I'll correct you on this.  I release to both Cygwin and MinGW on the
same day from the same set of sources new versions of w32api.  There may
be a few weeks of differences in the CVS versions between MinGW and
Cygwin but those get merged eventually.

> > From what I've seen, it looks like MinGW support in Cygwin GCC is up-to-date
> > and better than ever before. So, I have no idea what the MinGW web site is
> > referring to. Does anyone from Cygwin agree that MinGW support will be
> > deprecated?
> I hope not. I am going to be studying the responses to this msg for the
> next several days in an attempt to understand WHAT they are talking about
> (argh). I gather that it is mostly about linker scripts which i have never
> understood very well (and to tell the truth, hope i don't have to).

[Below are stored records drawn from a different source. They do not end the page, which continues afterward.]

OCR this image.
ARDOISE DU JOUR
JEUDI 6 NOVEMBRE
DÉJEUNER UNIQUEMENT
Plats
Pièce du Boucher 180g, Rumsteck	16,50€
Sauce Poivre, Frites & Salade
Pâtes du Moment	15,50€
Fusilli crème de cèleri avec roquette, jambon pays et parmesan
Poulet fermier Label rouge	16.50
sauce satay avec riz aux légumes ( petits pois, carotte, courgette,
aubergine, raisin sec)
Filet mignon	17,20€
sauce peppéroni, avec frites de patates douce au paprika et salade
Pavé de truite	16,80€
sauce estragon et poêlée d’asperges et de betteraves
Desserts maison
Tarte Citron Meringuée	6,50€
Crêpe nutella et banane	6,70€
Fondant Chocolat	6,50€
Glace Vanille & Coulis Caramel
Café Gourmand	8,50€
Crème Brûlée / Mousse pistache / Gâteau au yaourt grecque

Be sure you research all the archives in all the lists including the
MinGW list.  I don't think it has to do anything at all with "linker

> > I, personally, find it much better to build MinGW binaries with Cygwin GCC.
> > In my work, I often build projects with shell scripts. Using the Cygwin bash
> > shell is the easiest (if not, the only) way to interpret these shell
> > scripts. Many times, shell scripts create symbolic links and specify them to
> > compiler tools as parameters. Only a Cygwin binary can interpret these
> > symbolic links. If a symbolic link were specified as a parameter to a MinGW
> > compiler tool, it would fail. Thus, I fail to see how MinGW GCC over Cygwin
> > is a better solution than MinGW support provided by Cygwin GCC.
> That makes sense to me.
> > While I do think Cygwin GCC currently does a great job of supporting MinGW,
> > I do have a few issues with it:
> {snip details}
> Hopefully this can all get resolved peacefully and harmoniously. The one
> thing I hope is that the
> collective attitudes at minGW never get to the point where people "over
> there" (some of whom are also "people over here") have forgotten the debt
> of appreciation they owe to cygwin, for being the historical predecessor
> and "host" that allowed them to come into existence, if for nothing else.